- Interview with refugee Uyghur Mehrigul Tursun
- Dispute over cross-border CO2 adjustment
- Hackl: Omicron makes Olympics ‘not possible’
- US cancels flights from China
- Czech Republic moves closer to Taiwan
- Yale professor Goldberg: Third parties profit from trade war
- So To Speak: ‘scripted murder’
The eyewitness story of Mihrigul Tursun is currently shocking first readers. The Uyghur woman was detained in Xinjiang in one of these feared camps. One of her children died under unknown circumstances during this time. Tursun had attracted the suspicion of the authorities by studying abroad. She wrote about her experiences in her book, “Ort ohne Wiederkehr,” (Place of no return) which was published last week.
Such witness reports of the situation in Xinjiang are vital. After all, China is trying to keep the events in Xinjiang suppressed by all means. First, they denied the existence of camps. Then, they were merely for vocational training. Tursun’s book now makes clear: They were, at least in part, places of torture. In today’s interview, Marcel Grzanna spoke with Tursun about her experiences.
Today’s second topic revolves around a point of contention between the EU and China on climate protection. As part of its “Fit for 55” program, the EU wants to introduce a complicated CO2 border tax, the form of which is still being debated. It is intended to prevent products from countries with lower CO2 prices from entering the EU market too cheaply. Ning Wang has taken a closer look at the plans and explains where the conflicts lie. China is keeping a close eye on the project, fearing high costs.
Have a pleasant week!
Uyghur refugee Mihrigul Tursun – ‘Many people trust Germany’
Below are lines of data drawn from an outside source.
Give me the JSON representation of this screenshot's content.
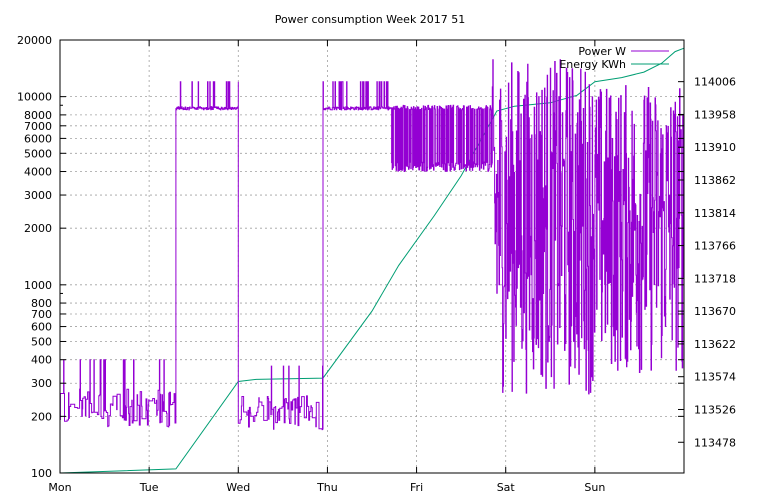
{
  "chart_data": {
    "type": "line",
    "title": "Power consumption Week 2017 51",
    "x_categories": [
      "Mon",
      "Tue",
      "Wed",
      "Thu",
      "Fri",
      "Sat",
      "Sun"
    ],
    "x_range_days": [
      0,
      7
    ],
    "y_left": {
      "scale": "log",
      "range": [
        100,
        20000
      ],
      "ticks": [
        100,
        200,
        300,
        400,
        500,
        600,
        700,
        800,
        1000,
        2000,
        3000,
        4000,
        5000,
        6000,
        7000,
        8000,
        10000,
        20000
      ],
      "tick_labels": [
        "100",
        "200",
        "300",
        "400",
        "500",
        "600",
        "700",
        "800",
        "1000",
        "2000",
        "3000",
        "4000",
        "5000",
        "6000",
        "7000",
        "8000",
        "10000",
        "20000"
      ]
    },
    "y_right": {
      "scale": "linear",
      "range": [
        113433,
        114067
      ],
      "ticks": [
        113478,
        113526,
        113574,
        113622,
        113670,
        113718,
        113766,
        113814,
        113862,
        113910,
        113958,
        114006
      ],
      "tick_labels": [
        "113478",
        "113526",
        "113574",
        "113622",
        "113670",
        "113718",
        "113766",
        "113814",
        "113862",
        "113910",
        "113958",
        "114006"
      ]
    },
    "grid": true,
    "legend_position": "top-right",
    "series": [
      {
        "name": "Power W",
        "axis": "left",
        "color": "#9400d3",
        "segments": [
          {
            "start": 0.0,
            "end": 1.3,
            "min": 175,
            "max": 400,
            "mode": "noise"
          },
          {
            "start": 1.3,
            "end": 2.0,
            "min": 8500,
            "max": 12000,
            "mode": "plateau"
          },
          {
            "start": 2.0,
            "end": 2.95,
            "min": 170,
            "max": 370,
            "mode": "noise"
          },
          {
            "start": 2.95,
            "end": 3.72,
            "min": 8500,
            "max": 12000,
            "mode": "plateau"
          },
          {
            "start": 3.72,
            "end": 4.85,
            "min": 4000,
            "max": 9000,
            "mode": "toggle"
          },
          {
            "start": 4.85,
            "end": 6.0,
            "min": 260,
            "max": 16000,
            "mode": "wild"
          },
          {
            "start": 6.0,
            "end": 7.0,
            "min": 320,
            "max": 12000,
            "mode": "wild"
          }
        ]
      },
      {
        "name": "Energy KWh",
        "axis": "right",
        "color": "#009e73",
        "points": [
          [
            0.0,
            113433
          ],
          [
            1.3,
            113439
          ],
          [
            2.0,
            113567
          ],
          [
            2.2,
            113570
          ],
          [
            2.95,
            113572
          ],
          [
            3.5,
            113670
          ],
          [
            3.8,
            113737
          ],
          [
            4.2,
            113810
          ],
          [
            4.5,
            113868
          ],
          [
            4.9,
            113963
          ],
          [
            5.1,
            113970
          ],
          [
            5.5,
            113975
          ],
          [
            5.8,
            113986
          ],
          [
            6.0,
            114006
          ],
          [
            6.3,
            114012
          ],
          [
            6.55,
            114020
          ],
          [
            6.75,
            114033
          ],
          [
            6.9,
            114050
          ],
          [
            7.0,
            114055
          ]
        ],
        "legend_level": 114012
      }
    ]
  }
}
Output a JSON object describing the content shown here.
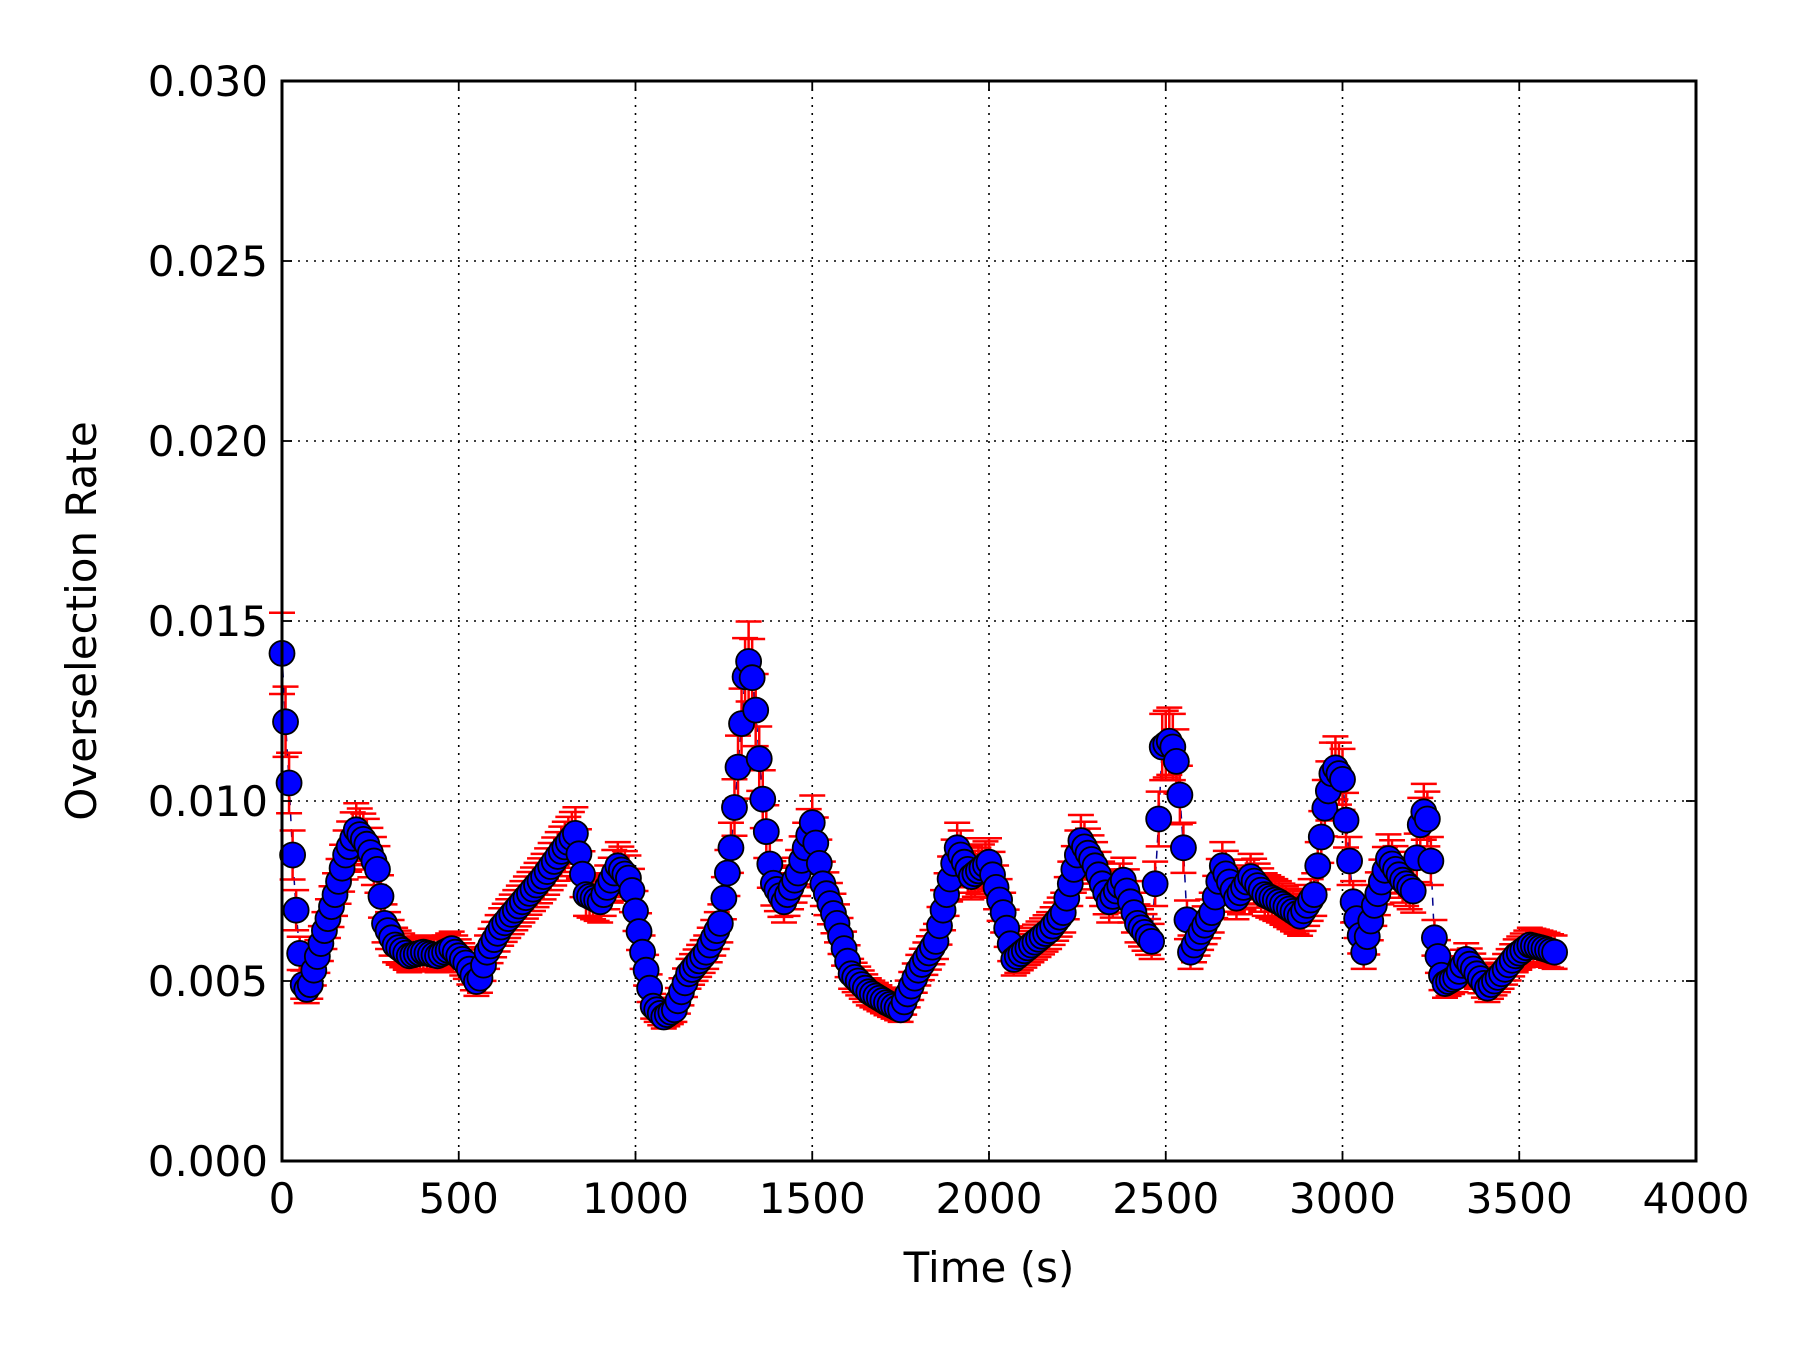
{
  "chart_data": {
    "type": "scatter",
    "title": "",
    "xlabel": "Time (s)",
    "ylabel": "Overselection Rate",
    "xlim": [
      0,
      4000
    ],
    "ylim": [
      0,
      0.03
    ],
    "xticks": [
      "0",
      "500",
      "1000",
      "1500",
      "2000",
      "2500",
      "3000",
      "3500",
      "4000"
    ],
    "yticks": [
      "0.000",
      "0.005",
      "0.010",
      "0.015",
      "0.020",
      "0.025",
      "0.030"
    ],
    "grid": true,
    "marker_color": "#0000ff",
    "marker_edge_color": "#000000",
    "errorbar_color": "#ff0000",
    "connector_color": "#00008b",
    "sampling_interval_s": 10,
    "series": [
      {
        "error_rel": 0.08,
        "keyframes": [
          [
            0,
            0.0141
          ],
          [
            10,
            0.0122
          ],
          [
            20,
            0.0105
          ],
          [
            30,
            0.0085
          ],
          [
            45,
            0.0062
          ],
          [
            60,
            0.0049
          ],
          [
            75,
            0.0047
          ],
          [
            95,
            0.0055
          ],
          [
            120,
            0.0064
          ],
          [
            150,
            0.0074
          ],
          [
            180,
            0.0085
          ],
          [
            210,
            0.0092
          ],
          [
            240,
            0.0088
          ],
          [
            270,
            0.0081
          ],
          [
            290,
            0.0066
          ],
          [
            320,
            0.006
          ],
          [
            360,
            0.0057
          ],
          [
            400,
            0.0058
          ],
          [
            440,
            0.0057
          ],
          [
            480,
            0.0059
          ],
          [
            520,
            0.0055
          ],
          [
            555,
            0.0049
          ],
          [
            580,
            0.0058
          ],
          [
            620,
            0.0065
          ],
          [
            680,
            0.0072
          ],
          [
            740,
            0.0079
          ],
          [
            790,
            0.0086
          ],
          [
            830,
            0.0091
          ],
          [
            860,
            0.0074
          ],
          [
            900,
            0.0072
          ],
          [
            950,
            0.0082
          ],
          [
            985,
            0.0078
          ],
          [
            1020,
            0.0058
          ],
          [
            1050,
            0.0043
          ],
          [
            1080,
            0.004
          ],
          [
            1110,
            0.0042
          ],
          [
            1150,
            0.0052
          ],
          [
            1200,
            0.0058
          ],
          [
            1240,
            0.0066
          ],
          [
            1270,
            0.0087
          ],
          [
            1295,
            0.0115
          ],
          [
            1315,
            0.0141
          ],
          [
            1335,
            0.0132
          ],
          [
            1355,
            0.0105
          ],
          [
            1385,
            0.0078
          ],
          [
            1420,
            0.0072
          ],
          [
            1460,
            0.008
          ],
          [
            1500,
            0.0094
          ],
          [
            1530,
            0.0077
          ],
          [
            1570,
            0.0066
          ],
          [
            1610,
            0.0052
          ],
          [
            1660,
            0.0047
          ],
          [
            1710,
            0.0044
          ],
          [
            1750,
            0.0042
          ],
          [
            1800,
            0.0053
          ],
          [
            1850,
            0.0061
          ],
          [
            1880,
            0.0074
          ],
          [
            1910,
            0.0087
          ],
          [
            1950,
            0.0079
          ],
          [
            2000,
            0.0083
          ],
          [
            2040,
            0.0069
          ],
          [
            2070,
            0.0056
          ],
          [
            2120,
            0.006
          ],
          [
            2170,
            0.0064
          ],
          [
            2210,
            0.0069
          ],
          [
            2260,
            0.0089
          ],
          [
            2300,
            0.0082
          ],
          [
            2340,
            0.0072
          ],
          [
            2380,
            0.0078
          ],
          [
            2420,
            0.0066
          ],
          [
            2460,
            0.0061
          ],
          [
            2475,
            0.0085
          ],
          [
            2490,
            0.0115
          ],
          [
            2515,
            0.0117
          ],
          [
            2535,
            0.0109
          ],
          [
            2550,
            0.0087
          ],
          [
            2565,
            0.0057
          ],
          [
            2590,
            0.0062
          ],
          [
            2630,
            0.0069
          ],
          [
            2660,
            0.0082
          ],
          [
            2700,
            0.0073
          ],
          [
            2740,
            0.0079
          ],
          [
            2780,
            0.0074
          ],
          [
            2820,
            0.0072
          ],
          [
            2880,
            0.0068
          ],
          [
            2920,
            0.0074
          ],
          [
            2950,
            0.0098
          ],
          [
            2975,
            0.011
          ],
          [
            3000,
            0.0106
          ],
          [
            3030,
            0.0072
          ],
          [
            3060,
            0.0058
          ],
          [
            3090,
            0.0071
          ],
          [
            3130,
            0.0084
          ],
          [
            3170,
            0.0078
          ],
          [
            3200,
            0.0075
          ],
          [
            3225,
            0.0098
          ],
          [
            3245,
            0.0094
          ],
          [
            3260,
            0.0062
          ],
          [
            3285,
            0.0049
          ],
          [
            3320,
            0.0051
          ],
          [
            3350,
            0.0056
          ],
          [
            3380,
            0.0052
          ],
          [
            3410,
            0.0048
          ],
          [
            3450,
            0.0052
          ],
          [
            3490,
            0.0057
          ],
          [
            3530,
            0.006
          ],
          [
            3570,
            0.0059
          ],
          [
            3600,
            0.0058
          ]
        ]
      }
    ]
  }
}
The authorities in Xinjiang have accused Mihrigul Tursun: She thinks “too Uyghur.” She was three times detained in internment camps for several weeks, beaten and tortured with electric shocks. One of her babies died under unexplained circumstances in the care of the authorities. Meanwhile, her Egyptian husband applied 18 times for a visa at the Chinese embassy in Cairo until he was allowed to enter the country in 2018. In exchange for a promise not to go to court abroad over the dead child, Tursun was granted permission to return to Egypt. She eventually turned to the United States for help, where she sought asylum and testified before Congress. Now, together with German journalist Andrea C. Hoffmann, Tursun has written a book about her experiences. “Ort ohne Wiederkehr – wie ich als Uigurin Chinas Lager überlebte” (Place of No Return – How I Survived China’s Camps as a Uyghur, Heyne, 277 pp.) is a chilling testimony to Chinese human rights crimes in Xinjiang.
Ms. Tursun, what memories do you have of the 2008 Olympics?
At that time, I was very proud that China was hosting the Olympic Games, and I enjoyed watching the competitions on TV. I didn’t even know at that time that the Olympic Games always take place in a different place every four years. Through propaganda, I was firmly convinced that only China would ever be able to host such an event.